I need to review for the sort of redundant operations it warns about, but from a skim, I'm only using acos for SLERP, and computing dihedral angles, which aren't really the basic building blocks. Not using atan. So maybe OK?

aleph_minus_one•52m ago
> You can change out Matrices for Quaternions.

Better use spin groups: they work in every dimension.

dxuh•1h ago
I agree that use of trigonometry is almost always a smell, but e.g. in games there are so many cases where angles are just more useful and intuitive. I just grep-ed for "angle" in a game of mine and I find it for orienting billboard particles (esp. for particles a single angle is much better than a quat for example). Also for an FPS camera controller. It's much simpler to just store a pitch and a yaw and change that with mouse movement, than storing a quat. You can't really look at a quat and know what kind of rotation it represents without opening a calculator.
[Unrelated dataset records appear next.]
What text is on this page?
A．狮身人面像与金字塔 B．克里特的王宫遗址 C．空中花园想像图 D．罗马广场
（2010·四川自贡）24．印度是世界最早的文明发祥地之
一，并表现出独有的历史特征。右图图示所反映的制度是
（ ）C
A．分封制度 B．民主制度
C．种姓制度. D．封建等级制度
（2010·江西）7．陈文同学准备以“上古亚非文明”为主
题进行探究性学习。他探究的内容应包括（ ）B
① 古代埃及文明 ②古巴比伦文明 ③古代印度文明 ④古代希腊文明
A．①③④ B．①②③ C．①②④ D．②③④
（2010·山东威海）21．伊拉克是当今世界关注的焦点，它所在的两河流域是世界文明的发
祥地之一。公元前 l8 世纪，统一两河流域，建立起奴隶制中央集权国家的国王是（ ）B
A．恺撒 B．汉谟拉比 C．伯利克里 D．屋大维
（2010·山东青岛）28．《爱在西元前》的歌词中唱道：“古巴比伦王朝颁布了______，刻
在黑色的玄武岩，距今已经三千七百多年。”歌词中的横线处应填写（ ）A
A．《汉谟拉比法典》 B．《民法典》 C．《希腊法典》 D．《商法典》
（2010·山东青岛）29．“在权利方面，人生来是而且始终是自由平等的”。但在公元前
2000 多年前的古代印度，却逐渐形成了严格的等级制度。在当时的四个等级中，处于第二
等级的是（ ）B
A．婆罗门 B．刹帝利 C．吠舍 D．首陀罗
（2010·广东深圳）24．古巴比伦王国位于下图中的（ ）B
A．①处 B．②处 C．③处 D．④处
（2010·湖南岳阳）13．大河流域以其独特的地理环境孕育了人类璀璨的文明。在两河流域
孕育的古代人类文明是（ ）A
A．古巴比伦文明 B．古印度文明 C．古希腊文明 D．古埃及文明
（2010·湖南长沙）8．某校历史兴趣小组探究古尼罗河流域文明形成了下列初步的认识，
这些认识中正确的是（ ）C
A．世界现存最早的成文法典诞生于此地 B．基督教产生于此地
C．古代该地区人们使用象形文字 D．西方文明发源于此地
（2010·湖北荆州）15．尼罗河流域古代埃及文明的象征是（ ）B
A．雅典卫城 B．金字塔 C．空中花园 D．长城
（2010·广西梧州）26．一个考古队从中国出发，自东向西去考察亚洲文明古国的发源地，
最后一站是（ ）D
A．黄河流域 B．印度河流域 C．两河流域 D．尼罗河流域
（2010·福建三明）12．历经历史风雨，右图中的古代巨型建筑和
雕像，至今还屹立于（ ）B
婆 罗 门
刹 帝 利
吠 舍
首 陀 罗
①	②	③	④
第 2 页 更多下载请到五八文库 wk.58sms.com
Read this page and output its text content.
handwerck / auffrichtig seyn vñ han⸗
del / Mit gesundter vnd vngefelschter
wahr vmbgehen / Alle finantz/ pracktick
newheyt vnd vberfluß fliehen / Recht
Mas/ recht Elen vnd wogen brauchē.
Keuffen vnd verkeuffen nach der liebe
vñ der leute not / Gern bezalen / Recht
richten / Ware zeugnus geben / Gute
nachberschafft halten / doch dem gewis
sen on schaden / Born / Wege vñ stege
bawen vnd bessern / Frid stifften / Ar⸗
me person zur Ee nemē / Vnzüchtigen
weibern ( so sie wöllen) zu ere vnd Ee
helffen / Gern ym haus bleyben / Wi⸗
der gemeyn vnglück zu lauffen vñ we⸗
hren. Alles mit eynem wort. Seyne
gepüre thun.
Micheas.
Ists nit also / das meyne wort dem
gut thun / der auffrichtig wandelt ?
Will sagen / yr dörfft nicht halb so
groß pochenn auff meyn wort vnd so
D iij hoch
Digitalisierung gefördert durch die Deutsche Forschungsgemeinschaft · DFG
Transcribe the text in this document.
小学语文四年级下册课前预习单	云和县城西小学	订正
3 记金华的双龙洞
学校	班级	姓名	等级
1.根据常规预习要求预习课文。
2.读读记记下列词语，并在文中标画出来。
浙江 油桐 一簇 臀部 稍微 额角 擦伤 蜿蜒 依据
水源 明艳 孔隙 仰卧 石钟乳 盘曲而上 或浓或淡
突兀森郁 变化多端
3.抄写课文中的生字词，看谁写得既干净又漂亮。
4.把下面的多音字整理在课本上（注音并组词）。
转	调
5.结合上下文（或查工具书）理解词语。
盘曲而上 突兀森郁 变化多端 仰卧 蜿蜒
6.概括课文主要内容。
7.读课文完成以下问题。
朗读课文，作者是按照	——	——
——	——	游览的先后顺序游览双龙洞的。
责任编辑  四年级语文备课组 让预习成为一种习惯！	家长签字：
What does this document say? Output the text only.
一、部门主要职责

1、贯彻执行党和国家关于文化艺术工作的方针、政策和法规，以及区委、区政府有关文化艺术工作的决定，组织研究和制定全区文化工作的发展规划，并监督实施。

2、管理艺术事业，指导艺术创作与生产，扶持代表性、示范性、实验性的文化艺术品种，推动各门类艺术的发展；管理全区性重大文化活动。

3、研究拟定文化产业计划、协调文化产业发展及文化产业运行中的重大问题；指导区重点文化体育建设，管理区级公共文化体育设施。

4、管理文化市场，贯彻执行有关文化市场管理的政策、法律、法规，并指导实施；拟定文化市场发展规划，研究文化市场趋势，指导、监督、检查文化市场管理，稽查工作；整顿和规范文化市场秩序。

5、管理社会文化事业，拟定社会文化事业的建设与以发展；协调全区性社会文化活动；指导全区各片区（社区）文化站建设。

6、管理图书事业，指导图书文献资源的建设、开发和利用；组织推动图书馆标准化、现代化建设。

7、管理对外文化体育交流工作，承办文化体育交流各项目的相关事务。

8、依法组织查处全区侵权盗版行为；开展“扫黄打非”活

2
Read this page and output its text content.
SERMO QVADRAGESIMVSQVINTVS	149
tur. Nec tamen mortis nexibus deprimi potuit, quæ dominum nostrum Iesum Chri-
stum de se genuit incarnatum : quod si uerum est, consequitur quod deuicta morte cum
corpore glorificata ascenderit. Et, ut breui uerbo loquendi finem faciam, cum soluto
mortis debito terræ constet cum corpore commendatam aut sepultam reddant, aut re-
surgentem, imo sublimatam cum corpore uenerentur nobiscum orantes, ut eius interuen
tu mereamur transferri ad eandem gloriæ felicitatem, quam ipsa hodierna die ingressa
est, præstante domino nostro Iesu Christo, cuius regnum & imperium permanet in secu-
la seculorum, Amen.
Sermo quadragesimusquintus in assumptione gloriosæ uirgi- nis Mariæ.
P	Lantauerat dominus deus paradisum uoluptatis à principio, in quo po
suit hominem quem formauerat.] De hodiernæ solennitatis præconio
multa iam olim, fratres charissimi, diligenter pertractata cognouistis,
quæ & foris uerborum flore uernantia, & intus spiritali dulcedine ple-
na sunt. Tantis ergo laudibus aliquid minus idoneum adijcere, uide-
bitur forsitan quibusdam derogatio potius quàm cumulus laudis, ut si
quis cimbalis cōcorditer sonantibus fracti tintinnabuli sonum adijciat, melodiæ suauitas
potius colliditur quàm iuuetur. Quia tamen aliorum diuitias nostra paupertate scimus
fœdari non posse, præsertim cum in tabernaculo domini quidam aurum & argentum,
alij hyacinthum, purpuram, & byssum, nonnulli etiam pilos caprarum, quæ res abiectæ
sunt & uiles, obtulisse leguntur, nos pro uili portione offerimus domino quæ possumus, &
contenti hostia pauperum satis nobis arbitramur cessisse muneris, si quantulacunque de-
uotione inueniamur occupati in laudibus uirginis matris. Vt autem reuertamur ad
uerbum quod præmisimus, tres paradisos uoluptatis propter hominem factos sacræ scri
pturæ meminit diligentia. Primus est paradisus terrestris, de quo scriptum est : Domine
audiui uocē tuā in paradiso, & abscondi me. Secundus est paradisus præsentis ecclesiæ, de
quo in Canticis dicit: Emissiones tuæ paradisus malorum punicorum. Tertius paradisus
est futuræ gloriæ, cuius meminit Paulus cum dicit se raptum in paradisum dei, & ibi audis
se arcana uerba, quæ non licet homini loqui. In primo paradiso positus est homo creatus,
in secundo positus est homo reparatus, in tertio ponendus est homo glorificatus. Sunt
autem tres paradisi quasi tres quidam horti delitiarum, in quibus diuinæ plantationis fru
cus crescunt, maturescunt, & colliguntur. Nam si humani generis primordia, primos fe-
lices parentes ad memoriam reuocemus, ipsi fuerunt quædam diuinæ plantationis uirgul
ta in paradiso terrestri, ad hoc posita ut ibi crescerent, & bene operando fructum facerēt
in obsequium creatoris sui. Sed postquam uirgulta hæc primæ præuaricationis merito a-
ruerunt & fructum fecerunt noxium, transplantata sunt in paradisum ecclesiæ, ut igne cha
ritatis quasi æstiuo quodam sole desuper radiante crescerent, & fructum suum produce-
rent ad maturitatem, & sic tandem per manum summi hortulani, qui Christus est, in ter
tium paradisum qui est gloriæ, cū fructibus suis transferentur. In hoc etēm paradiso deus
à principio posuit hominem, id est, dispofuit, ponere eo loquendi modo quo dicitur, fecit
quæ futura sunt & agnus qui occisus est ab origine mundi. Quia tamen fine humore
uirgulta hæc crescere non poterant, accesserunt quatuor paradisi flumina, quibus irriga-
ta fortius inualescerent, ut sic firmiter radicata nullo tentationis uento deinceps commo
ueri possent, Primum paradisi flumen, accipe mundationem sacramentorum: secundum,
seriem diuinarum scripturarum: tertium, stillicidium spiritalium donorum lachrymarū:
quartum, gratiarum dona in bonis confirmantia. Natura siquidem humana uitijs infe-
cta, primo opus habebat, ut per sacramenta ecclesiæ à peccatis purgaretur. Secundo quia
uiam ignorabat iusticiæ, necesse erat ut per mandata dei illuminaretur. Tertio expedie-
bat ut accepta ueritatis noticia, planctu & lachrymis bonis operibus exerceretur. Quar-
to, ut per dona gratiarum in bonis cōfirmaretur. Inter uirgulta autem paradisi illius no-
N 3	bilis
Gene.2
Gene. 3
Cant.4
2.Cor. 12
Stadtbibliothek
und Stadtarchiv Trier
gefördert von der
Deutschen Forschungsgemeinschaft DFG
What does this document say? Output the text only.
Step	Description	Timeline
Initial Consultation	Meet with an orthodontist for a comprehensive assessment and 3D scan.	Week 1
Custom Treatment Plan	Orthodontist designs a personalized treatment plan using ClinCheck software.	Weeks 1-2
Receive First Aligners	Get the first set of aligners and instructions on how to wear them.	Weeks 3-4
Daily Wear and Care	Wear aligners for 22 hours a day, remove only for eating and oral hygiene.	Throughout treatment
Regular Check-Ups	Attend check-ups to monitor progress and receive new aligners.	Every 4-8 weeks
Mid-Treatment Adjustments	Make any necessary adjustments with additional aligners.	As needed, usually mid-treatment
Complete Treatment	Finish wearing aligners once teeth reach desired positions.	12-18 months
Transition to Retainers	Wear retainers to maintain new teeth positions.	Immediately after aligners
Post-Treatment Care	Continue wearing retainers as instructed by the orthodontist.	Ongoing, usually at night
And I also use it for angle "fudging" so if you want to interact with something if you are roughly looking at it, you need to configure an angle range that should be allowed. It just makes sense to configure this as an angle, because we have some intuition for angles. So I guess for computations angles are probably usually wrong, but they are great for intuition (they are low-dimensional and linear in amount of rotation). That makes them a better human interface for rotations. And as soon as you computations start with angles, of course they find their way into the rest of the code.
eska•33m ago
Now, don't get me wrong. Trigonometry is convenient and necessary for data input and for feeding the larger algorithm.
20k•1h ago
>poorly designed third party APIs

I think this is missing the reason why these APIs are designed like this: because they're convenient and intuitive

Its rare that this kind of performance matters, or that the minor imprecisions of this kind of code matter at all. While its certainly true that we can write a better composite function, it also means that.. we have to write a completely new function for it

Breaking things up into simple, easy to understand, reusable representations is good. The complex part about this kinds of maths is not the code, its breaking up what you're trying to do into a set of abstracted concepts so that it doesn't turn into a maintenance nightmare

Where this really shows up more obviously is in more real-world library: axis angle rotations are probably a strong type with a lot of useful functions attached to it, to make your life easier. For maths there is always an abstraction penalty, but its usually worth the time saved, because 99.9999% of the time it simply doesn't matter

Add on top of this that this code would be optimised away with -ffast-math, and its not really relevant most of the time. I think everyone goes through this period when they think "lots of this trig is redundant, oh no!", but the software engineering takes priority generally

simonreiff•24m ago
Nice article! I'm not a graphics programmer but mathematically it makes full sense that cross-product would be a vast optimization over using `sin()`. From a complexity perspective, the computation of a cross-product reduces to calculating a formal determinant, a fixed number of arithmetic operations, and hence resolves to O(1) complexity. By contrast, computing `sin()` is O(M(n)log(n)) (even though faster algorithms are often possible in practice). See Brent, Fast multiple-precision evaluation of elementary functions (1976).